MONEY FOR NOTHING est un projet qui regroupe 1001 artistes autour du billet de banque. À son initiative, le collectionneur Dominique Barlaud qui l’a débuté il y a une dizaine d’années. Parmi ces artistes qui ont illustré ces billets de banque issus du monde entier, PMH un artiste originaire et résident à Redon. Unidivers est parti à sa rencontre et vous fait découvrir son œuvre pour le projet MONEY FOR NOTHING.
MONEY FOR NOTHING est un projet initié depuis une dizaine d’années par le collectionneur Dominique Barlaud. Ce projet regroupe 1001 artistes issus pour la majeure partie de l’univers du graff et de l’illustration autour du billet de banque. Le collectionneur a demandé à chaque artiste de customiser des billets de banque de toute provenance. Tout commence le 11 septembre 2012 lorsqu’un ami de Dominique Barlaud lui offre pour son anniversaire le film Faites le mur réalisé par Banksy.

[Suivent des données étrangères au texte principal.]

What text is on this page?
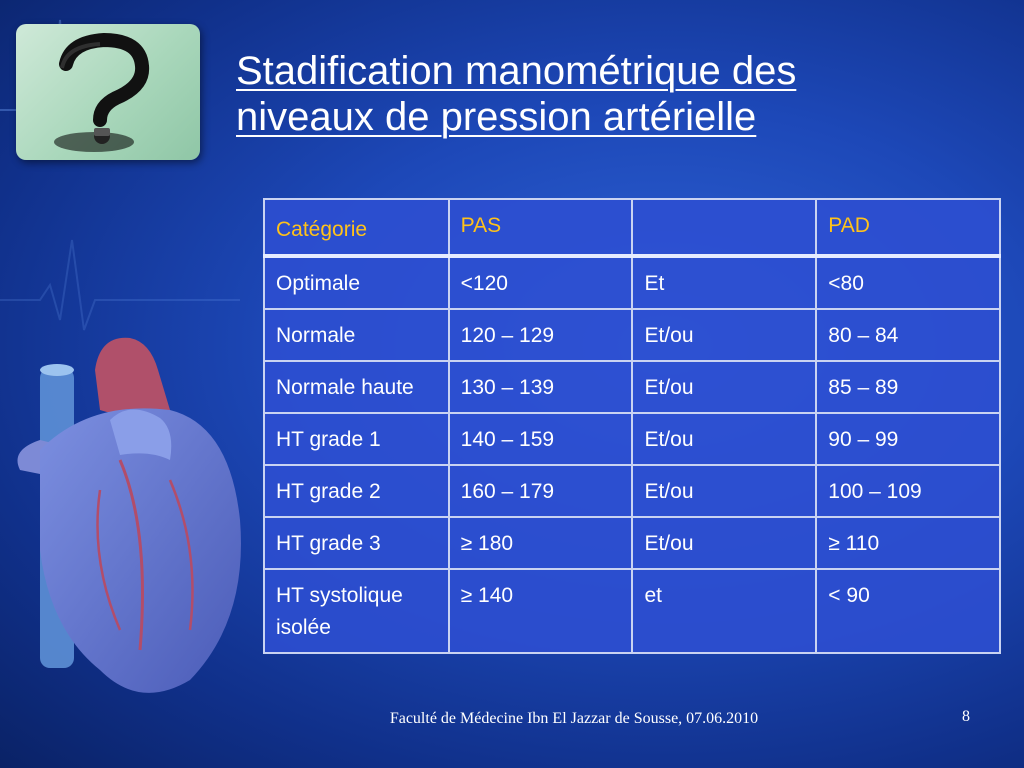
Stadification manométrique des niveaux de pression artérielle
Catégorie	PAS		PAD
Optimale	<120	Et	<80
Normale	120 – 129	Et/ou	80 – 84
Normale haute	130 – 139	Et/ou	85 – 89
HT grade 1	140 – 159	Et/ou	90 – 99
HT grade 2	160 – 179	Et/ou	100 – 109
HT grade 3	≥ 180	Et/ou	≥ 110
HT systolique isolée	≥ 140	et	< 90
Faculté de Médecine Ibn El Jazzar de Sousse, 07.06.2010	8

À partir de là il découvre le monde de l’art urbain qui finit par le passionner. Le premier artiste qu’il contacte est Speedy Graphito. De là s’engage tout un processus qui va mener peu à peu le collectionneur à mener ce projet de grande envergure.
Aujourd’hui, au-delà d’un simple projet MONEY FOR NOTHING 1001 est devenu une collection permanente qui devrait avoir pour vocation d’être présentée au public dans le cadre d’expositions itinérantes. Tous les bénéfices financiers seront quant à eux reversés à un projet pour la préservation de l’environnement et du monde animal.
Mais pourquoi le billet de banque ? Il s’agit d’un motif pour le moins ostentatoire et avec lequel les artistes ont plus d’une fois joué et déjoué. On peut notamment penser à Banksy qui avait réalisé en 2004 un faux billet de 10£ arborant le visage de Lady Di et non celui de la reine Elizabeth II, une manière de parodier le système monétaire. Au verso un portrait de Darwin avec l’inscription ” Trust no one”. Mille copies de ce billet avaient été distribuées sur le public de Nothing Hill Carnaval et du Reading Festival.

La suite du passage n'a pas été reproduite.